Il poema fu abbozzato tra il 1559 e il 1561. Tuttavia, il giovane poeta fu costretto ad abbandonarlo perché non era capace di portarlo avanti come meritava. Si rimise al lavoro intorno al 1565, per poi ultimare il poema nell’aprile del 1575. Il titolo iniziale era Gottifredo (o Goffredo), dal nome del condottiero cristiano protagonista. Il poeta lesse l’opera al duca Alfonso II e a sua sorella Lucrezia. Alfonso, dedicatario del poema, ne desiderava la pubblicazione immediata, ma il poeta non ne era interamente soddisfatto. Inoltre, il periodo immediatamente successivo alla stesura del poema coincide con i primi evidenti segni di un malessere psichico. Preoccupato per ragioni stilistiche, religiose e morali sulla riuscita del poema, Tasso volle che questo fosse giudicato da alcuni (otto in tutto) intellettuali tra i più prestigiosi. Le critiche dei censori furono ora accolte da Tasso con passiva accondiscendenza, ora con furiosa insofferenza. Seguirono numerosi lavori di revisione e correzione. Per questo motivo fu impossibile procedere con la pubblicazione.
Quando Tasso fu recluso nell’Ospedale di Sant’Anna, nel 1579, iniziarono a circolare numerose copie manoscritte, diverse tra loro perché elaborate in periodi diversi. Il poeta, con la carcerazione e lo squilibrio mentale, non aveva possibilità di controllo delle copie in circolazione, che trovarono da subito l’accoglienza positiva di un pubblico molto vasto. Perciò alcuni editori fornirono stampe non autorizzate del poema, grandemente scorrette per lacunosità, provvisorietà e arbitri. Nessuna di queste edizioni è da considerarsi definitiva. Tasso continuò le sue correzioni, fino a realizzare un poema rinnovato, pubblicato nel 1593 con il titolo di Gerusalemme conquistata. Critici e lettori hanno tuttavia preferito in passato (e continuano a preferire) la forma e il titolo non autorizzati dall’autore.

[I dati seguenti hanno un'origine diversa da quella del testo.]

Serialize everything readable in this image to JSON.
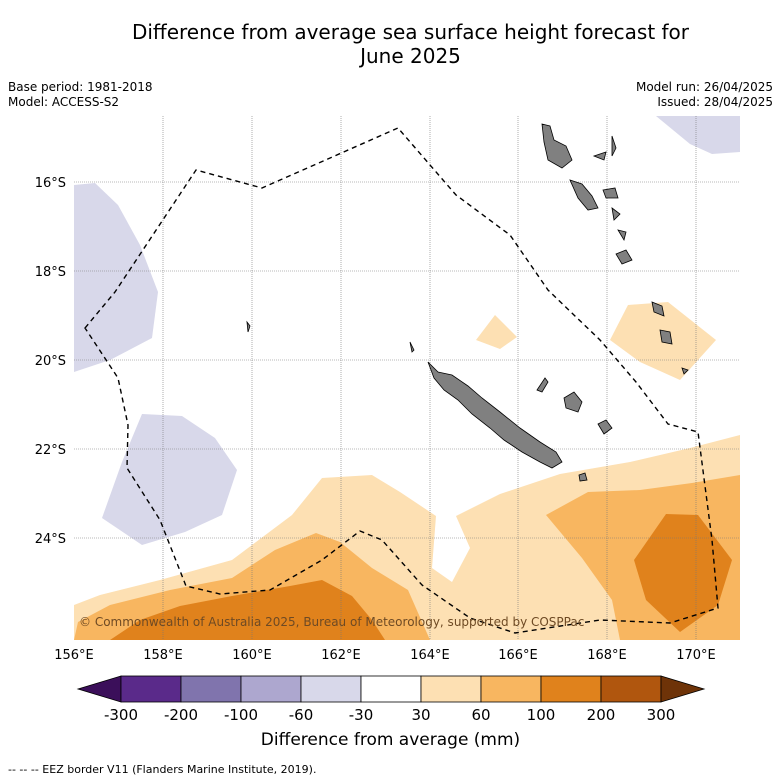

La struttura e la trama dell'opera
La Gerusalemme liberata è suddivisa in 20 canti. I fatti sono disposti secondo il modello della tragedia classica descritta dalla Poetica di Aristotele. I venti canti sono raggruppabili in 5 parti, corrispondenti ai 5 atti della tragedia. Rispetto al centro drammatico, cioè Gerusalemme, si sviluppano numerose forze centrifughe, messe in moto da interventi diabolici; il trionfo del bene permette ai paladini cristiani di liberare la città. Il poema quindi presenta l'impianto generale della tragedia ed è costruito secondo la tecnica della peripezia.

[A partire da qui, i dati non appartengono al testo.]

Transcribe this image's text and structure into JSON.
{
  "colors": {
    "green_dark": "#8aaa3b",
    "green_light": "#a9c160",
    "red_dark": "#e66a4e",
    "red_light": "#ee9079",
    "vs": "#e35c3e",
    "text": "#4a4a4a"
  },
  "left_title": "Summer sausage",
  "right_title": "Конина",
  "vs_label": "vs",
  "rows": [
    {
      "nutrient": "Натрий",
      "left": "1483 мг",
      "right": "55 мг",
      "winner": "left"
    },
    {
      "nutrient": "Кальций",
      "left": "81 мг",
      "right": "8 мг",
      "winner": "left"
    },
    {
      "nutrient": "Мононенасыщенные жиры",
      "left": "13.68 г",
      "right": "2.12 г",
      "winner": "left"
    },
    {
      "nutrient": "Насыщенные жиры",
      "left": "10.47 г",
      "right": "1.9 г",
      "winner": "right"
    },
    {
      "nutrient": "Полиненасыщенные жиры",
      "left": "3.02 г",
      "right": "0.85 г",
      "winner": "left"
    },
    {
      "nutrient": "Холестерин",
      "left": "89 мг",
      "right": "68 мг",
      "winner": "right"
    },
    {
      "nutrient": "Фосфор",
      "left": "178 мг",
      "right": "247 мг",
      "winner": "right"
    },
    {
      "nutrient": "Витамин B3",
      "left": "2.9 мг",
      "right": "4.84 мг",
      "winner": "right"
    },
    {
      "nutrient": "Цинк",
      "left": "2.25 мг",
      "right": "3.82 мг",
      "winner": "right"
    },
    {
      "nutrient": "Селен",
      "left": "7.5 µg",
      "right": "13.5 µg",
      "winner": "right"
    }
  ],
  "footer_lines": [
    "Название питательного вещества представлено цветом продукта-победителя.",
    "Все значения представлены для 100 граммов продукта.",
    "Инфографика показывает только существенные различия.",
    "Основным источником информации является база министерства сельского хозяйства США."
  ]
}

Rispetto all'Orlando Furioso, la trama qui è più semplice. Tasso si limita a narrare solo la fase conclusiva della prima crociata, relativa all'entrata dell'esercito cristiano in Palestina e all'assedio di Gerusalemme. I crociati sono partiti da sei anni per liberare il Santo Sepolcro. L'esercito sta attendendo in Libano la fine dell'inverno, quando appare a Goffredo di Buglione l'arcangelo Gabriele, che lo invita ad assumere il comando dell'esercito e ad attaccare Gerusalemme. I cristiani eleggono Goffredo capo supremo e si rimettono in marcia verso la città santa. Il re di Gerusalemme Aladino si prepara alla difesa. Nel quarto canto si raduna un concilio di dei infernali, presieduto da Plutone, in cui si decide di aiutare i difensori della città, stretta d'assedio dai cristiani. Si rivela efficace l'intervento della maga Armida, che con un inganno ai cristiani ottiene l'allontanamento di Rinaldo e di numerosi al.